When I get home, before I looked up my pin I tried to log onto my Verizon account. And it wouldn’t let me in. My password no longer worked.
It was at that point anger and terror flooded over me. I began using some very adult words as I realized I had been scammed by the Dick who said he was going to help me!
So I called Verizon and spoke with customer service representative Heather and told her what went on. She checked my account and assured me that no phones had been ordered.
That was a relief.
Then she guided me through the steps to change ID, password, PIN.
She told me the fake Verizon Dick was telling me what he was going to do after he got into my account. But sounding like a helpful security person for the company I fell for Dick’s Good Samaritan schtick.
“There is a lot of scamming like this going on over the holidays,” helpful Heather told me.
Thank rural technology for sketchy cell signal areas, I guess.

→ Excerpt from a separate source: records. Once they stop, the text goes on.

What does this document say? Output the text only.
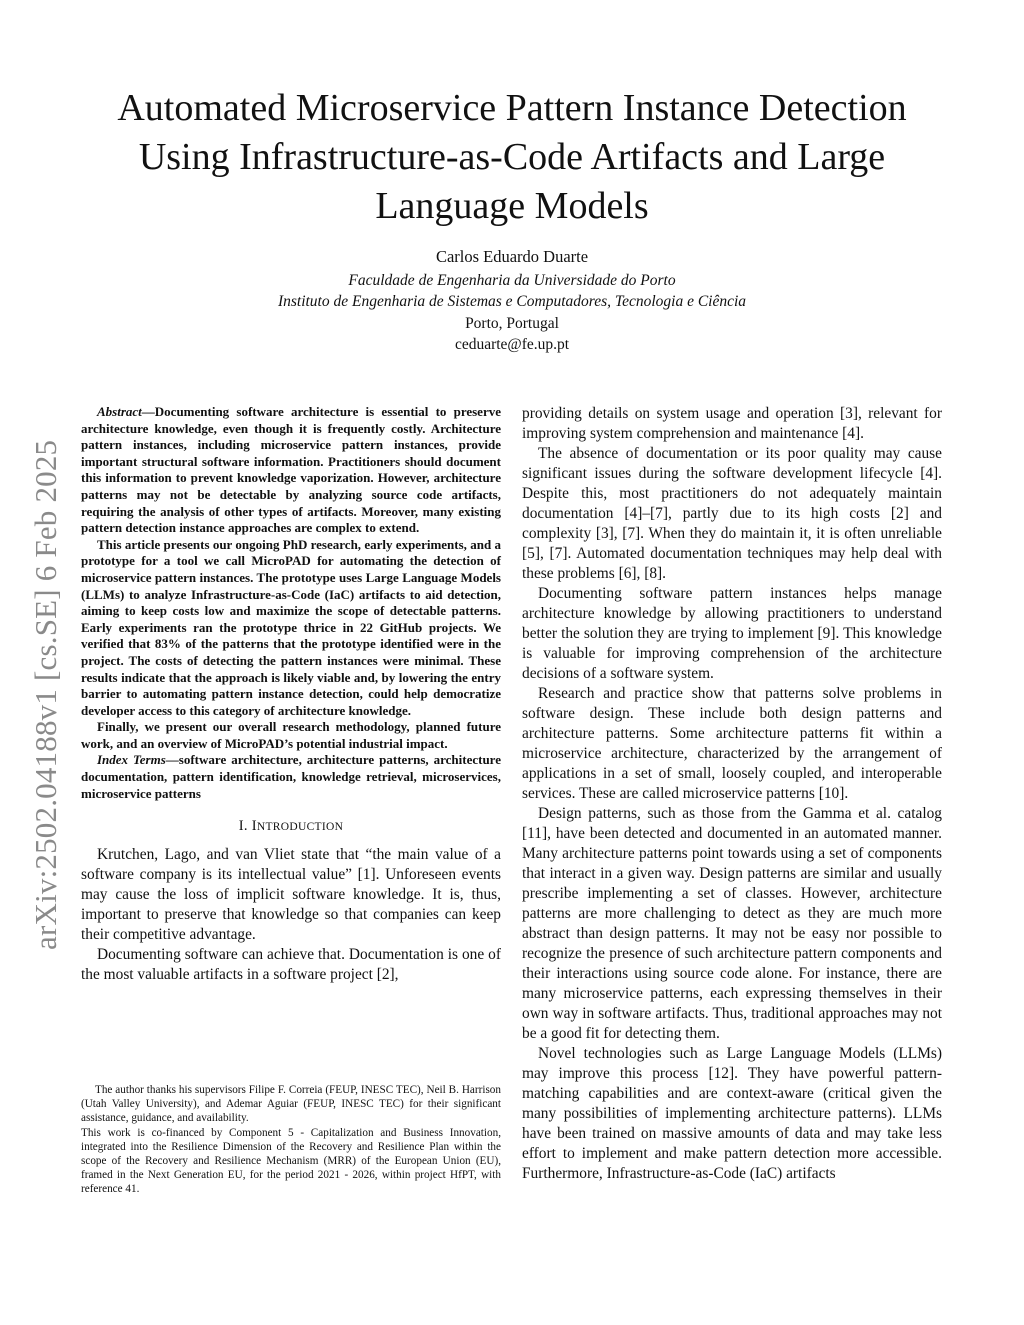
Automated Microservice Pattern Instance Detection
Using Infrastructure-as-Code Artifacts and Large
Language Models
Carlos Eduardo Duarte
Faculdade de Engenharia da Universidade do Porto
Instituto de Engenharia de Sistemas e Computadores, Tecnologia e Ciência
Porto, Portugal
ceduarte@fe.up.pt
arXiv:2502.04188v1 [cs.SE] 6 Feb 2025

Abstract—Documenting software architecture is essential to preserve architecture knowledge, even though it is frequently costly. Architecture pattern instances, including microservice pattern instances, provide important structural software information. Practitioners should document this information to prevent knowledge vaporization. However, architecture patterns may not be detectable by analyzing source code artifacts, requiring the analysis of other types of artifacts. Moreover, many existing pattern detection instance approaches are complex to extend.

This article presents our ongoing PhD research, early experiments, and a prototype for a tool we call MicroPAD for automating the detection of microservice pattern instances. The prototype uses Large Language Models (LLMs) to analyze Infrastructure-as-Code (IaC) artifacts to aid detection, aiming to keep costs low and maximize the scope of detectable patterns. Early experiments ran the prototype thrice in 22 GitHub projects. We verified that 83% of the patterns that the prototype identified were in the project. The costs of detecting the pattern instances were minimal. These results indicate that the approach is likely viable and, by lowering the entry barrier to automating pattern instance detection, could help democratize developer access to this category of architecture knowledge.

Finally, we present our overall research methodology, planned future work, and an overview of MicroPAD’s potential industrial impact.

Index Terms—software architecture, architecture patterns, architecture documentation, pattern identification, knowledge retrieval, microservices, microservice patterns

I. INTRODUCTION

Krutchen, Lago, and van Vliet state that “the main value of a software company is its intellectual value” [1]. Unforeseen events may cause the loss of implicit software knowledge. It is, thus, important to preserve that knowledge so that companies can keep their competitive advantage.

Documenting software can achieve that. Documentation is one of the most valuable artifacts in a software project [2],

The author thanks his supervisors Filipe F. Correia (FEUP, INESC TEC), Neil B. Harrison (Utah Valley University), and Ademar Aguiar (FEUP, INESC TEC) for their significant assistance, guidance, and availability.

This work is co-financed by Component 5 - Capitalization and Business Innovation, integrated into the Resilience Dimension of the Recovery and Resilience Plan within the scope of the Recovery and Resilience Mechanism (MRR) of the European Union (EU), framed in the Next Generation EU, for the period 2021 - 2026, within project HfPT, with reference 41.

providing details on system usage and operation [3], relevant for improving system comprehension and maintenance [4].

The absence of documentation or its poor quality may cause significant issues during the software development lifecycle [4]. Despite this, most practitioners do not adequately maintain documentation [4]–[7], partly due to its high costs [2] and complexity [3], [7]. When they do maintain it, it is often unreliable [5], [7]. Automated documentation techniques may help deal with these problems [6], [8].

Documenting software pattern instances helps manage architecture knowledge by allowing practitioners to understand better the solution they are trying to implement [9]. This knowledge is valuable for improving comprehension of the architecture decisions of a software system.

Research and practice show that patterns solve problems in software design. These include both design patterns and architecture patterns. Some architecture patterns fit within a microservice architecture, characterized by the arrangement of applications in a set of small, loosely coupled, and interoperable services. These are called microservice patterns [10].

Design patterns, such as those from the Gamma et al. catalog [11], have been detected and documented in an automated manner. Many architecture patterns point towards using a set of components that interact in a given way. Design patterns are similar and usually prescribe implementing a set of classes. However, architecture patterns are more challenging to detect as they are much more abstract than design patterns. It may not be easy nor possible to recognize the presence of such architecture pattern components and their interactions using source code alone. For instance, there are many microservice patterns, each expressing themselves in their own way in software artifacts. Thus, traditional approaches may not be a good fit for detecting them.

Novel technologies such as Large Language Models (LLMs) may improve this process [12]. They have powerful pattern-matching capabilities and are context-aware (critical given the many possibilities of implementing architecture patterns). LLMs have been trained on massive amounts of data and may take less effort to implement and make pattern detection more accessible. Furthermore, Infrastructure-as-Code (IaC) artifacts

So now I have changed passwords, PINs and anything related to getting into my accounts.
But before I did I checked with the National Institute of Standards and Technology (NIST) guidance on creating a strong password, suggesting a passphrase such as a favorite line from a movie or a series of associated words rather than using a single password. The idea is to create a passphrase that can be remembered easily and protect the account. This means passwords like – “t6&j3#QR%5”- are out.
Longer, personal phrases you can remember— for example, SnowCloudWhiteCold— are preferred. The names of your children or pets are a bad idea, they say.
But since many sites require numerals, upper case and symbols or punctuation you may need to substitute a numeric zero for an O, an exclamation point for a 1, a ( for a C, and the like.
Create a passphrase you can picture in your head and use items in your office or around your home computer for clues. The key is to create a passphrase that is hard for a cybercriminal to guess but easy for you to remember with a little bit of a hint.
And we are to use a different password or passphrase for each account, and use a password manager if necessary to keep track of passwords for multiple accounts.
But having grayhair and Medicare, I keep my passwords in a document that is titled nothing like Passwords and it is securely filed beneath layers of folders on my computer desktop. And there is that hardcopy printout that I use as failsafe stored in my fireproof file cabinet.
And having saved my bacon as well as my money, I hope I never again curse the sketchy cell signal areas through which I travel.